But Maryland has one of the most outdated personal income tax structures in the country, analysts said.

"I think the tax structure has been missing the boat in a few different ways in terms of modernization," said Iris Lav, deputy director of the Center on Budget and Policy Priorities, a nonpartisan national organization that recently studied Maryland's tax structure.

Maryland is one of six states with a flat-rate personal income tax. Using a structure that was set in 1967, it collects a 4.75 percent tax from everyone earning more than $3,000.

"There's not a lot of gradations in the rates," said Warren G. Deschenaux Jr., also of the Department of Legislative Services. "We have introduced a good level of progressivity at the bottom end through the earned income tax credit. But when you get out to the $40,000, $50,000, $60,000 range, everybody's paying basically the same rate."
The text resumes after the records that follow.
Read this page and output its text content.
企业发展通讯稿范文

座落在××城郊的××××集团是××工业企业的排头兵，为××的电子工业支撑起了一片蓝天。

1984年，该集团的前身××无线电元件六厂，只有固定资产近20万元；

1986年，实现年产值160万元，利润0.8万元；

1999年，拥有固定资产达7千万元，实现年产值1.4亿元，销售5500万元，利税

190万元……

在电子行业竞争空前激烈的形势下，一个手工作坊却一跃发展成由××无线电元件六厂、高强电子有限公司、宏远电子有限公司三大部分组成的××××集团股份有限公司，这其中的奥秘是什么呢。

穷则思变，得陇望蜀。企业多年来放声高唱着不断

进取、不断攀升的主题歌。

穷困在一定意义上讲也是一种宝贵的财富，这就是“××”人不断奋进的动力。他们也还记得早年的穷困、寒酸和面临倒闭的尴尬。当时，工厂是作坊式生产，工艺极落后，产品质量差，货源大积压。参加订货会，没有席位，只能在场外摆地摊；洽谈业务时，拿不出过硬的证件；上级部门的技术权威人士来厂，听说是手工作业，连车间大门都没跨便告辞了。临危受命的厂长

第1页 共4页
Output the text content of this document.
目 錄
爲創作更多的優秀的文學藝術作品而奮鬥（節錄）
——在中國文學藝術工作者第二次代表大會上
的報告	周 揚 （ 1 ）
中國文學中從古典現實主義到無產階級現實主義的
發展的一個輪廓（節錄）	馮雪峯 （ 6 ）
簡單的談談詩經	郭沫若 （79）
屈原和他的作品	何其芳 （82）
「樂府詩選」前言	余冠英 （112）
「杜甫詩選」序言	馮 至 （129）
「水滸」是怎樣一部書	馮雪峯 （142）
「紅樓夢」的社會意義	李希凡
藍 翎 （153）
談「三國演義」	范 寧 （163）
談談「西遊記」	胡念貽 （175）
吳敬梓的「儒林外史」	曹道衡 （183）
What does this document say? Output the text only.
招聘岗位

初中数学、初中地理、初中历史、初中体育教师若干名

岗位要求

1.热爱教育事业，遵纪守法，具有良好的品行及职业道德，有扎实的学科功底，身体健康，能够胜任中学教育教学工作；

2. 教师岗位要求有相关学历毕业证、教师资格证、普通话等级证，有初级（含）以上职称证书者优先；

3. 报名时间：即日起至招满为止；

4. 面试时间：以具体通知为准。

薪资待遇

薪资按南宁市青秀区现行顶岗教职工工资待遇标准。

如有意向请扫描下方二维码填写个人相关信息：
Marylanders appear divided over whether the tax structure is fair, according to The Post's poll. When asked about the overall state tax system, 55 percent said it was "very fair" or "moderately fair" and 44 percent said it was "not too fair" or "not fair at all."

O'Malley has proposed the first major overhaul of the state's tax structure in four decades. "There's nothing terribly progressive about it," he said of the existing structure. "It's flat." Under his plan, the system would become more "progressive" by shifting the personal income tax burden more heavily to the state's wealthiest residents.

O'Malley is proposing two new income brackets. Single filers with taxable income between $150,000 and $500,000 and married couples with a combined taxable income between $200,000 and $500,000 would be taxed at a 6 percent rate. All filers with taxable income of $500,000 or more would be taxed at 6.5 percent.

The governor's plan also calls for lowering the rates for the first $15,000 in taxable income for single filers and the first $22,500 or joint filers, which O'Malley said would help lower-income workers.